Alors il y a toujours un risque pour que les séquences de probabilités soient plan-plan, surtout en quatrième. Je n’aime pas trop ça, dans ma pratique, la plan-planitude. J’essaie de ruser en combinant inégalité triangulaire et probabilité, au travers d’une activité que j’aime beaucoup et qui rend les élèves actifs et découvreurs, ou bien nous mettons en œuvre l’expérience des aiguilles de Buffon, ou bien nous nous lançons dans des manipulations qui mènent à des modélisations intéressantes et des utilisations vraiment bienvenues des outils numériques, ou bien nous réfléchissons à partir de l’excellent jeu Avé ! ou de la cible dont j’ai équipé ma classe. Cette semaine, c’est pourtant un exercice de base qui m’a fourni un matériau de choix pour comprendre les besoins de mes élèves et devoir remédier au pied levé, ce qui me réveille toujours joyeusement les neurones.

Nous travaillions un exercice du manuel de classe, avec une situation classique : une urne, des boules de trois couleurs différentes, des probabilités à déterminer. L’urne contenait 20 boules, dont 7 vertes.
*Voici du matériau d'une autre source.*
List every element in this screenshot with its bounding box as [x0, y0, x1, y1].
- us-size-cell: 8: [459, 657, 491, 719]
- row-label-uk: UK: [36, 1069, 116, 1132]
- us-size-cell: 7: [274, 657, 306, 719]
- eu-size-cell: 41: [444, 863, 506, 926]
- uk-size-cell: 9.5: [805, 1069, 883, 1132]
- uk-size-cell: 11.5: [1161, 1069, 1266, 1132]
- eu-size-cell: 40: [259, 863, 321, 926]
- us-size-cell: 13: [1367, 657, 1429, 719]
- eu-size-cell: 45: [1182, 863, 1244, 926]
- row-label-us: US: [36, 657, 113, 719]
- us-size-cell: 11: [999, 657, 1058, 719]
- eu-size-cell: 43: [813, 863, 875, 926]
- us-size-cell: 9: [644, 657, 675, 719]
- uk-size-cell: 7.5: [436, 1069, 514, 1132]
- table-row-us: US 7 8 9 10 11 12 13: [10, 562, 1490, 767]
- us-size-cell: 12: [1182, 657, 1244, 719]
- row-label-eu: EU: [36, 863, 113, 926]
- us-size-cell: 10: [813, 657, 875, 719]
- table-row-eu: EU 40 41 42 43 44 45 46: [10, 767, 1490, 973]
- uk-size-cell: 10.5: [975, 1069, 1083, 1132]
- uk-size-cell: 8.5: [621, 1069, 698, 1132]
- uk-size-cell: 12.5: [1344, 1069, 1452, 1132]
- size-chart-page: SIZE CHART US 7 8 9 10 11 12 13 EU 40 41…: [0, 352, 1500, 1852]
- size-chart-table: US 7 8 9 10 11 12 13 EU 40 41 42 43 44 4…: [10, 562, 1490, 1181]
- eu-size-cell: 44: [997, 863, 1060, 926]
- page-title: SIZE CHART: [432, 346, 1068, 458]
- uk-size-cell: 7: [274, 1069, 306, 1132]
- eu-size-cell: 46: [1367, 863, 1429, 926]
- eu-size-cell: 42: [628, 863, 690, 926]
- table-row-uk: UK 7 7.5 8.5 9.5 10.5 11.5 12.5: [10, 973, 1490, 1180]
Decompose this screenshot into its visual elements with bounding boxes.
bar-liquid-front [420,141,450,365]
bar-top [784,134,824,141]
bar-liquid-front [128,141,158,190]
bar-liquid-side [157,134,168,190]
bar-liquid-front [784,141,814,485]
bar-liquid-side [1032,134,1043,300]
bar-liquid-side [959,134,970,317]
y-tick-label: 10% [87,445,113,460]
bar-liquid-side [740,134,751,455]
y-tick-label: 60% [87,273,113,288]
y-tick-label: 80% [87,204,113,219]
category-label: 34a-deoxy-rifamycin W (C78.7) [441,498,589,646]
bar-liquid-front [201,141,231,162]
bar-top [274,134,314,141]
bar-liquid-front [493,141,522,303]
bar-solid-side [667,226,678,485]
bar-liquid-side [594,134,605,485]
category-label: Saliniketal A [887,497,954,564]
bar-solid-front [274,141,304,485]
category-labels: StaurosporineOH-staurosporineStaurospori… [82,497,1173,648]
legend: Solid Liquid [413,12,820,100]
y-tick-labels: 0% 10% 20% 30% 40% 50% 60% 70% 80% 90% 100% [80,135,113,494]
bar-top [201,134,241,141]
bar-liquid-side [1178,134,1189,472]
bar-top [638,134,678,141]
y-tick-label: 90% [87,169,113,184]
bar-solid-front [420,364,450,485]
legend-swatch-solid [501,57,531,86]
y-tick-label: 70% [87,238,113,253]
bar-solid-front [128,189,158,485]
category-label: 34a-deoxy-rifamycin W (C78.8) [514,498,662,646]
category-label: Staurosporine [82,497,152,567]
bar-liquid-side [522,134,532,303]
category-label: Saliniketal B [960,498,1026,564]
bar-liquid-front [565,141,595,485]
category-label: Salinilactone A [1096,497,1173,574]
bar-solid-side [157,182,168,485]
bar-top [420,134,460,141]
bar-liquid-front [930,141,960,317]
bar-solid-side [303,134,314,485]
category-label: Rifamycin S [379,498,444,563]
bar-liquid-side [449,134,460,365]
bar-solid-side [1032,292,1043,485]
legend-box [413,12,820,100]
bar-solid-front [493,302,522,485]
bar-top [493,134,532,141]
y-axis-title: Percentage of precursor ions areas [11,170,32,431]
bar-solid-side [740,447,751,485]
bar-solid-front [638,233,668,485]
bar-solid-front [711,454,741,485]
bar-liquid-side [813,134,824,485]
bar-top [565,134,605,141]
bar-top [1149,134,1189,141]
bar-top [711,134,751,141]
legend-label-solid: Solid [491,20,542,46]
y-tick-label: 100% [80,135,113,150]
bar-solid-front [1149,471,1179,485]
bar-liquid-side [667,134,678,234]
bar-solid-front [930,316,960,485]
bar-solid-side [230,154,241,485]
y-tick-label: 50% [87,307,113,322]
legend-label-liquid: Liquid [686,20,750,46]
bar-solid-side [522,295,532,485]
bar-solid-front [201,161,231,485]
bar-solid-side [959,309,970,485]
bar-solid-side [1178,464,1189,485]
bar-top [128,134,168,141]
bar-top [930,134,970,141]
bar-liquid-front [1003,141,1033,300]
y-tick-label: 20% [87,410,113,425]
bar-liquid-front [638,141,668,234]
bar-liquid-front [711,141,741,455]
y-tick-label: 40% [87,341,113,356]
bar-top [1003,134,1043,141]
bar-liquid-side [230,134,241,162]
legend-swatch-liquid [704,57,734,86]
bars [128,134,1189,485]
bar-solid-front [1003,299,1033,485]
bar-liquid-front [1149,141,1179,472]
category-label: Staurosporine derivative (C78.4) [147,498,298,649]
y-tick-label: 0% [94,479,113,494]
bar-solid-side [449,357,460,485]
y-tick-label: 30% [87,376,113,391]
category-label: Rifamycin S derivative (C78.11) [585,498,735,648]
A la question « quelle est la probabilité d’extraire une boule verte lors d’un tirage aléatoire », je m’attendais au classique « 7 », au prévisible « 7/3 » (car il y a trois couleurs différentes de boules), aux ricanements nerveux de quelques élèves car on parle de boules, ce qui est vraiment trop rigolo. Mais en fait, j’ai obtenu une erreur bien plus délicate :

L’élève, K, qui a résolu l’exercice au tableau a bien identifié les issues de l’expérience aléatoire, a dénombré l’effectif total de boules, a écrit une fraction de façon fort pertinente, et là, paf, a adjoint à son 7/20 un symbole de pourcentage. Lorsque je lui ai demandé de m’expliquer ce qu’il avait écrit, K m’a expliqué : « 7 c’est les boules vertes, 20 c’est toutes les boules possibles, donc 7/20. » Ok, ai-je renchéri, mais tu as écrit « % », après 7/20. « Bah oui », m’a répondu K, « c’est des chances donc faut que je réponde en pourcentages ».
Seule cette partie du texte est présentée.